FAQs about the WATCHMAN Device
The WATCHMAN device is designed to be a permanent implant within the body, intended to provide ongoing stroke prevention by sealing off the left atrial appendage. The FDA approved its use in 2015, but it has been commercially available internationally since 2009. During this time, its long-term durability has been studied and established to offer sustained effectiveness in reducing the risk of blood clot-related strokes in individuals with atrial fibrillation.
The WATCHMAN device is typically around 2.5 to 3.5 centimeters (1 to 1.4 inches) in size. Its compact design allows it to be delivered and positioned within the left atrial appendage of the heart using minimally invasive catheter-based techniques, reducing the risk of blood clot-related strokes in individuals with atrial fibrillation.

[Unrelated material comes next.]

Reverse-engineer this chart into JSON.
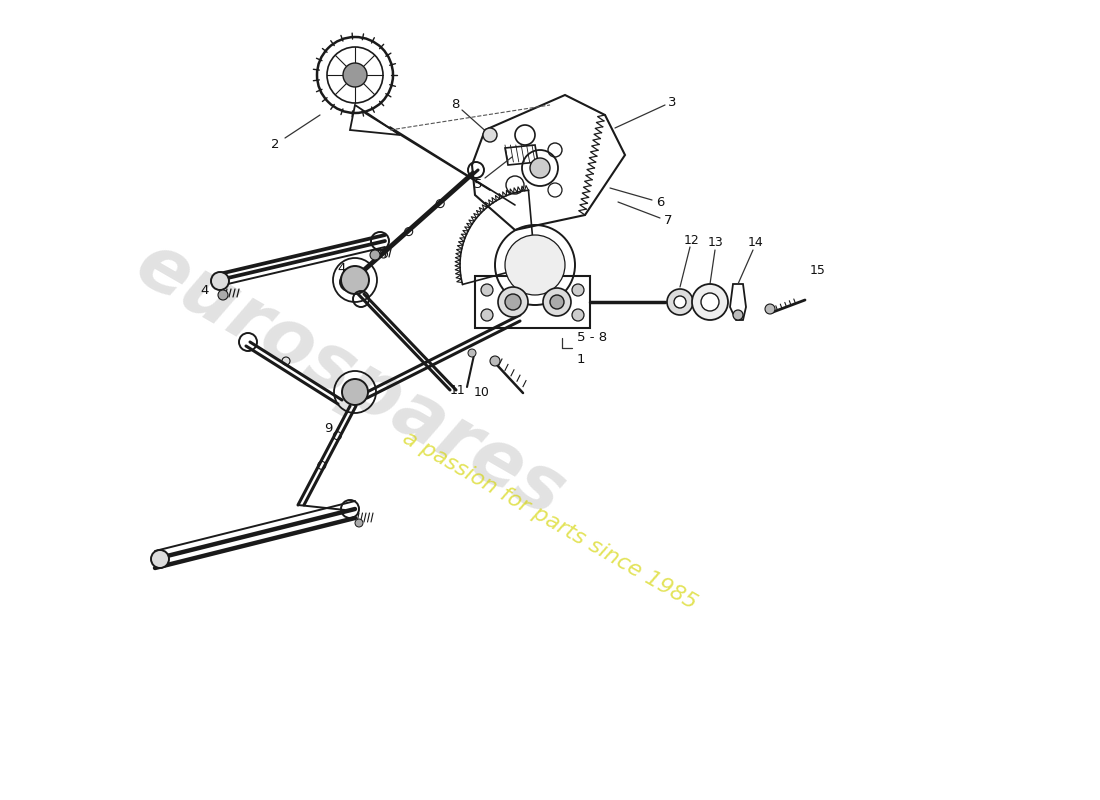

The WATCHMAN device prevents blood clots by effectively sealing off the left atrial appendage (LAA), a small pouch in the heart where clots often form in individuals with atrial fibrillation. Once implanted, the device forms a barrier, blocking the LAA and preventing clots from escaping into the bloodstream and causing strokes. This reduces the risk of blood clot-related strokes in patients with atrial fibrillation.

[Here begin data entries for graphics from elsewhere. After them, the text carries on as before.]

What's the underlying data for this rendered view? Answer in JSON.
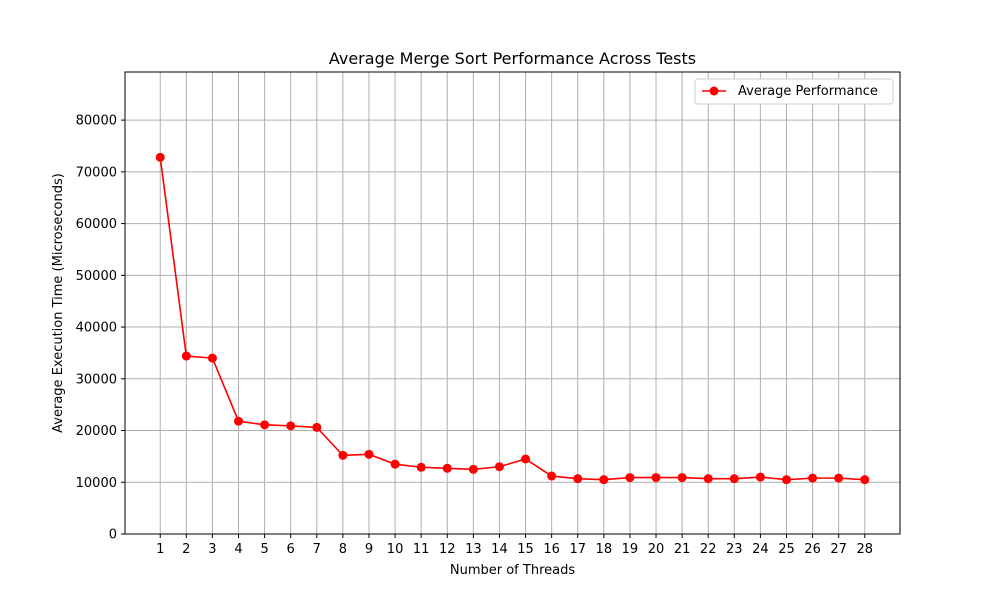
{
  "chart_data": {
    "type": "line",
    "title": "Average Merge Sort Performance Across Tests",
    "xlabel": "Number of Threads",
    "ylabel": "Average Execution Time (Microseconds)",
    "x": [
      1,
      2,
      3,
      4,
      5,
      6,
      7,
      8,
      9,
      10,
      11,
      12,
      13,
      14,
      15,
      16,
      17,
      18,
      19,
      20,
      21,
      22,
      23,
      24,
      25,
      26,
      27,
      28
    ],
    "series": [
      {
        "name": "Average Performance",
        "color": "#ff0000",
        "values": [
          72800,
          34400,
          34000,
          21800,
          21100,
          20900,
          20600,
          15200,
          15400,
          13500,
          12900,
          12700,
          12500,
          13000,
          14500,
          11200,
          10700,
          10500,
          10900,
          10900,
          10900,
          10700,
          10700,
          11000,
          10500,
          10800,
          10800,
          10500
        ]
      }
    ],
    "xticks": [
      "1",
      "2",
      "3",
      "4",
      "5",
      "6",
      "7",
      "8",
      "9",
      "10",
      "11",
      "12",
      "13",
      "14",
      "15",
      "16",
      "17",
      "18",
      "19",
      "20",
      "21",
      "22",
      "23",
      "24",
      "25",
      "26",
      "27",
      "28"
    ],
    "yticks": [
      "0",
      "10000",
      "20000",
      "30000",
      "40000",
      "50000",
      "60000",
      "70000",
      "80000"
    ],
    "ytick_values": [
      0,
      10000,
      20000,
      30000,
      40000,
      50000,
      60000,
      70000,
      80000
    ],
    "xlim": [
      -0.35,
      29.35
    ],
    "ylim": [
      0,
      89300
    ],
    "grid": true,
    "legend_position": "top-right"
  }
}
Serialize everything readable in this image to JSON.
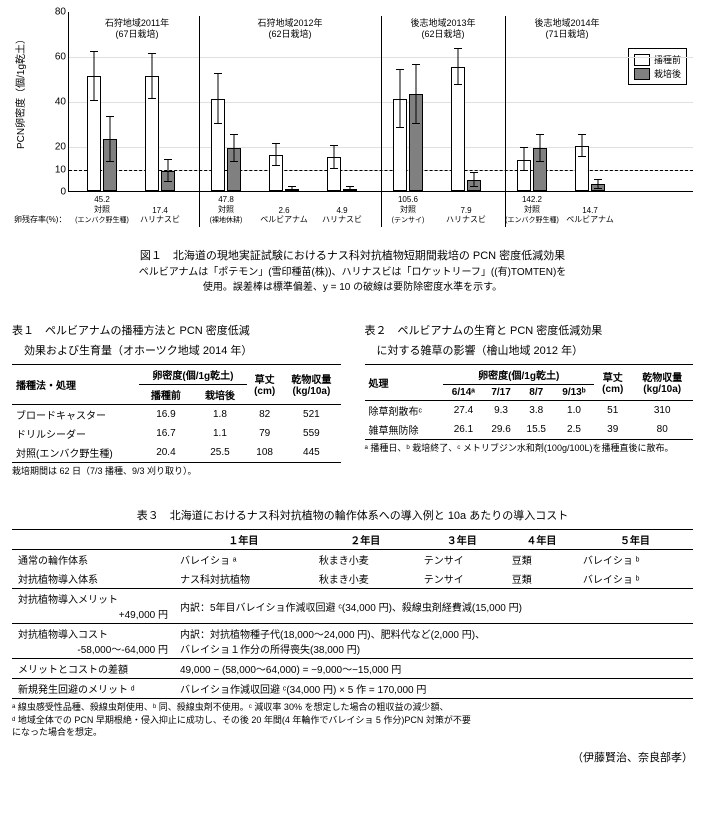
{
  "chart": {
    "type": "bar",
    "y_label": "PCN卵密度（個/1g乾土）",
    "y_ticks": [
      0,
      10,
      20,
      40,
      60,
      80
    ],
    "y_max": 80,
    "threshold_y": 10,
    "legend": {
      "pre": "播種前",
      "post": "栽培後"
    },
    "bar_colors": {
      "pre": "#ffffff",
      "post": "#808080"
    },
    "grid_color": "#e0e0e0",
    "panels": [
      {
        "title_l1": "石狩地域2011年",
        "title_l2": "(67日栽培)",
        "groups": [
          {
            "name_l1": "対照",
            "name_l2": "(エンバク野生種)",
            "surv": "45.2",
            "pre": 51,
            "post": 23,
            "pre_err": 11,
            "post_err": 10
          },
          {
            "name_l1": "ハリナスビ",
            "name_l2": "",
            "surv": "17.4",
            "pre": 51,
            "post": 9,
            "pre_err": 10,
            "post_err": 5
          }
        ]
      },
      {
        "title_l1": "石狩地域2012年",
        "title_l2": "(62日栽培)",
        "groups": [
          {
            "name_l1": "対照",
            "name_l2": "(裸地休耕)",
            "surv": "47.8",
            "pre": 41,
            "post": 19,
            "pre_err": 11,
            "post_err": 6
          },
          {
            "name_l1": "ペルビアナム",
            "name_l2": "",
            "surv": "2.6",
            "pre": 16,
            "post": 1,
            "pre_err": 5,
            "post_err": 1
          },
          {
            "name_l1": "ハリナスビ",
            "name_l2": "",
            "surv": "4.9",
            "pre": 15,
            "post": 1,
            "pre_err": 5,
            "post_err": 1
          }
        ]
      },
      {
        "title_l1": "後志地域2013年",
        "title_l2": "(62日栽培)",
        "groups": [
          {
            "name_l1": "対照",
            "name_l2": "(テンサイ)",
            "surv": "105.6",
            "pre": 41,
            "post": 43,
            "pre_err": 13,
            "post_err": 13
          },
          {
            "name_l1": "ハリナスビ",
            "name_l2": "",
            "surv": "7.9",
            "pre": 55,
            "post": 5,
            "pre_err": 8,
            "post_err": 3
          }
        ]
      },
      {
        "title_l1": "後志地域2014年",
        "title_l2": "(71日栽培)",
        "groups": [
          {
            "name_l1": "対照",
            "name_l2": "(エンバク野生種)",
            "surv": "142.2",
            "pre": 14,
            "post": 19,
            "pre_err": 5,
            "post_err": 6
          },
          {
            "name_l1": "ペルビアナム",
            "name_l2": "",
            "surv": "14.7",
            "pre": 20,
            "post": 3,
            "pre_err": 5,
            "post_err": 2
          }
        ]
      }
    ],
    "x_note": "卵残存率(%)："
  },
  "fig1": {
    "title": "図１　北海道の現地実証試験におけるナス科対抗植物短期間栽培の PCN 密度低減効果",
    "sub1": "ペルビアナムは「ポテモン」(雪印種苗(株))、ハリナスビは「ロケットリーフ」((有)TOMTEN)を",
    "sub2": "使用。誤差棒は標準偏差、y = 10 の破線は要防除密度水準を示す。"
  },
  "table1": {
    "title_l1": "表１　ペルビアナムの播種方法と PCN 密度低減",
    "title_l2": "効果および生育量（オホーツク地域 2014 年）",
    "head": {
      "c1": "播種法・処理",
      "c2_top": "卵密度(個/1g乾土)",
      "c2a": "播種前",
      "c2b": "栽培後",
      "c3": "草丈\n(cm)",
      "c4": "乾物収量\n(kg/10a)"
    },
    "rows": [
      [
        "ブロードキャスター",
        "16.9",
        "1.8",
        "82",
        "521"
      ],
      [
        "ドリルシーダー",
        "16.7",
        "1.1",
        "79",
        "559"
      ],
      [
        "対照(エンバク野生種)",
        "20.4",
        "25.5",
        "108",
        "445"
      ]
    ],
    "note": "栽培期間は 62 日（7/3 播種、9/3 刈り取り）。"
  },
  "table2": {
    "title_l1": "表２　ペルビアナムの生育と PCN 密度低減効果",
    "title_l2": "に対する雑草の影響（檜山地域 2012 年）",
    "head": {
      "c1": "処理",
      "c2_top": "卵密度(個/1g乾土)",
      "d1": "6/14ᵃ",
      "d2": "7/17",
      "d3": "8/7",
      "d4": "9/13ᵇ",
      "c3": "草丈\n(cm)",
      "c4": "乾物収量\n(kg/10a)"
    },
    "rows": [
      [
        "除草剤散布ᶜ",
        "27.4",
        "9.3",
        "3.8",
        "1.0",
        "51",
        "310"
      ],
      [
        "雑草無防除",
        "26.1",
        "29.6",
        "15.5",
        "2.5",
        "39",
        "80"
      ]
    ],
    "note": "ᵃ 播種日、ᵇ 栽培終了、ᶜ メトリブジン水和剤(100g/100L)を播種直後に散布。"
  },
  "table3": {
    "title": "表３　北海道におけるナス科対抗植物の輪作体系への導入例と 10a あたりの導入コスト",
    "year_heads": [
      "１年目",
      "２年目",
      "３年目",
      "４年目",
      "５年目"
    ],
    "rows_top": [
      [
        "通常の輪作体系",
        "バレイショ ᵃ",
        "秋まき小麦",
        "テンサイ",
        "豆類",
        "バレイショ ᵇ"
      ],
      [
        "対抗植物導入体系",
        "ナス科対抗植物",
        "秋まき小麦",
        "テンサイ",
        "豆類",
        "バレイショ ᵇ"
      ]
    ],
    "sections": [
      {
        "label_l1": "対抗植物導入メリット",
        "label_l2": "+49,000 円",
        "detail": "内訳：5年目バレイショ作減収回避 ᶜ(34,000 円)、殺線虫剤経費減(15,000 円)"
      },
      {
        "label_l1": "対抗植物導入コスト",
        "label_l2": "-58,000～-64,000 円",
        "detail": "内訳：対抗植物種子代(18,000～24,000 円)、肥料代など(2,000 円)、\nバレイショ１作分の所得喪失(38,000 円)"
      },
      {
        "label_l1": "メリットとコストの差額",
        "label_l2": "",
        "detail": "49,000 − (58,000～64,000) = −9,000～−15,000 円"
      },
      {
        "label_l1": "新規発生回避のメリット ᵈ",
        "label_l2": "",
        "detail": "バレイショ作減収回避 ᶜ(34,000 円) × 5 作 = 170,000 円"
      }
    ],
    "note": "ᵃ 線虫感受性品種、殺線虫剤使用、ᵇ 同、殺線虫剤不使用。ᶜ 減収率 30% を想定した場合の粗収益の減少額、\nᵈ 地域全体での PCN 早期根絶・侵入抑止に成功し、その後 20 年間(4 年輪作でバレイショ 5 作分)PCN 対策が不要\nになった場合を想定。"
  },
  "author": "（伊藤賢治、奈良部孝）"
}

Yes, the WATCHMAN device procedure is minimally invasive. It involves the insertion of a catheter through a blood vessel, typically in the leg or groin, and the device is guided to the heart using imaging techniques. This approach reduces the need for traditional open-heart surgery and often results in shorter recovery times and fewer complications.

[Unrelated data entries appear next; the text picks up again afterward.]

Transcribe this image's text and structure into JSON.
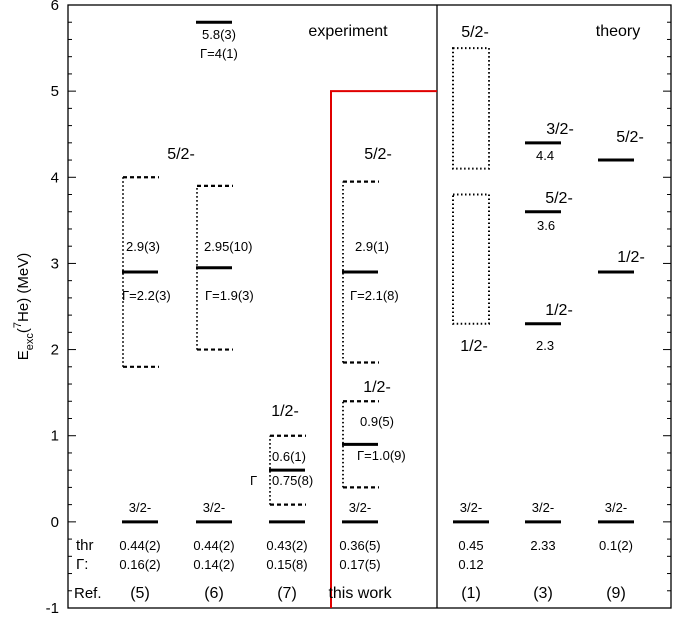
{
  "chart_data": {
    "type": "level-scheme",
    "ylabel": "E_exc(7He) (MeV)",
    "ylabel_parts": {
      "pre": "E",
      "sub": "exc",
      "mid": "(",
      "sup": "7",
      "post": "He) (MeV)"
    },
    "ylim": [
      -1,
      6
    ],
    "y_ticks": [
      "-1",
      "0",
      "1",
      "2",
      "3",
      "4",
      "5",
      "6"
    ],
    "y_tick_values": [
      -1,
      0,
      1,
      2,
      3,
      4,
      5,
      6
    ],
    "section_labels": {
      "experiment": "experiment",
      "theory": "theory"
    },
    "row_labels": {
      "thr": "thr",
      "gamma": "Γ:",
      "ref": "Ref."
    },
    "columns": [
      {
        "ref": "(5)",
        "thr": "0.44(2)",
        "gamma": "0.16(2)",
        "ground_label": "3/2-",
        "states": [
          {
            "energy": 2.9,
            "low": 1.8,
            "high": 4.0,
            "spin": "5/2-",
            "energy_text": "2.9(3)",
            "width_text": "Γ=2.2(3)"
          }
        ]
      },
      {
        "ref": "(6)",
        "thr": "0.44(2)",
        "gamma": "0.14(2)",
        "ground_label": "3/2-",
        "states": [
          {
            "energy": 2.95,
            "low": 2.0,
            "high": 3.9,
            "spin": "5/2-",
            "energy_text": "2.95(10)",
            "width_text": "Γ=1.9(3)"
          },
          {
            "energy": 5.8,
            "energy_text": "5.8(3)",
            "width_text": "Γ=4(1)"
          }
        ]
      },
      {
        "ref": "(7)",
        "thr": "0.43(2)",
        "gamma": "0.15(8)",
        "ground_label": "",
        "states": [
          {
            "energy": 0.6,
            "low": 0.2,
            "high": 1.0,
            "spin": "1/2-",
            "energy_text": "0.6(1)",
            "width_text": "0.75(8)",
            "width_prefix": "Γ"
          }
        ]
      },
      {
        "ref": "this work",
        "thr": "0.36(5)",
        "gamma": "0.17(5)",
        "ground_label": "3/2-",
        "states": [
          {
            "energy": 2.9,
            "low": 1.85,
            "high": 3.95,
            "spin": "5/2-",
            "energy_text": "2.9(1)",
            "width_text": "Γ=2.1(8)"
          },
          {
            "energy": 0.9,
            "low": 0.4,
            "high": 1.4,
            "spin": "1/2-",
            "energy_text": "0.9(5)",
            "width_text": "Γ=1.0(9)"
          }
        ]
      },
      {
        "ref": "(1)",
        "thr": "0.45",
        "gamma": "0.12",
        "ground_label": "3/2-",
        "states": [
          {
            "low": 4.1,
            "high": 5.5,
            "spin": "5/2-"
          },
          {
            "low": 2.3,
            "high": 3.8,
            "spin": "1/2-"
          }
        ]
      },
      {
        "ref": "(3)",
        "thr": "2.33",
        "gamma": "",
        "ground_label": "3/2-",
        "states": [
          {
            "energy": 4.4,
            "spin": "3/2-",
            "energy_text": "4.4"
          },
          {
            "energy": 3.6,
            "spin": "5/2-",
            "energy_text": "3.6"
          },
          {
            "energy": 2.3,
            "spin": "1/2-",
            "energy_text": "2.3"
          }
        ]
      },
      {
        "ref": "(9)",
        "thr": "0.1(2)",
        "gamma": "",
        "ground_label": "3/2-",
        "states": [
          {
            "energy": 4.2,
            "spin": "5/2-"
          },
          {
            "energy": 2.9,
            "spin": "1/2-"
          }
        ]
      }
    ],
    "highlight": {
      "column": "this work",
      "color": "#e00000",
      "energy": 5.0
    },
    "colors": {
      "axis": "#000000",
      "levels": "#000000",
      "highlight": "#e00000"
    }
  }
}
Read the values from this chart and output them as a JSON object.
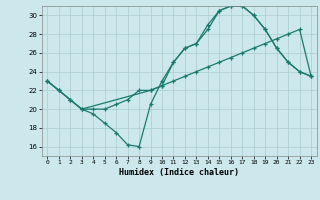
{
  "xlabel": "Humidex (Indice chaleur)",
  "bg_color": "#cce8ec",
  "grid_color": "#aacccc",
  "line_color": "#1a7a6e",
  "xlim": [
    -0.5,
    23.5
  ],
  "ylim": [
    15,
    31
  ],
  "xticks": [
    0,
    1,
    2,
    3,
    4,
    5,
    6,
    7,
    8,
    9,
    10,
    11,
    12,
    13,
    14,
    15,
    16,
    17,
    18,
    19,
    20,
    21,
    22,
    23
  ],
  "yticks": [
    16,
    18,
    20,
    22,
    24,
    26,
    28,
    30
  ],
  "line1_x": [
    0,
    1,
    2,
    3,
    4,
    5,
    6,
    7,
    8,
    9,
    10,
    11,
    12,
    13,
    14,
    15,
    16,
    17,
    18,
    19,
    20,
    21,
    22,
    23
  ],
  "line1_y": [
    23,
    22,
    21,
    20,
    19.5,
    18.5,
    17.5,
    16.2,
    16,
    20.5,
    23,
    25,
    26.5,
    27,
    28.5,
    30.5,
    31,
    31,
    30,
    28.5,
    26.5,
    25,
    24,
    23.5
  ],
  "line2_x": [
    0,
    1,
    2,
    3,
    4,
    5,
    6,
    7,
    8,
    9,
    10,
    11,
    12,
    13,
    14,
    15,
    16,
    17,
    18,
    19,
    20,
    21,
    22,
    23
  ],
  "line2_y": [
    23,
    22,
    21,
    20,
    20,
    20,
    20.5,
    21,
    22,
    22,
    22.5,
    23,
    23.5,
    24,
    24.5,
    25,
    25.5,
    26,
    26.5,
    27,
    27.5,
    28,
    28.5,
    23.5
  ],
  "line3_x": [
    0,
    1,
    2,
    3,
    9,
    10,
    11,
    12,
    13,
    14,
    15,
    16,
    17,
    18,
    19,
    20,
    21,
    22,
    23
  ],
  "line3_y": [
    23,
    22,
    21,
    20,
    22,
    22.5,
    25,
    26.5,
    27,
    29,
    30.5,
    31,
    31,
    30,
    28.5,
    26.5,
    25,
    24,
    23.5
  ]
}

The WATCHMAN procedure is generally well-tolerated, but like any medical intervention, it carries potential side effects. These can include a small risk of complications, such as bleeding, infection or anesthesia-related issues. Additionally, there might be a rare chance of device migration, blood clot formation or incomplete sealing of the left atrial appendage.
The WATCHMAN device is designed to reduce the risk of stroke in individuals with atrial fibrillation by sealing off the left atrial appendage and preventing blood clot-related strokes. A pacemaker, on the other hand, is an implant that helps regulate the heart’s rhythm by sending electrical signals to control its beating. While both are implanted devices, their primary functions and purposes differ – the WATCHMAN device focuses on stroke prevention, while a pacemaker addresses heart rhythm abnormalities.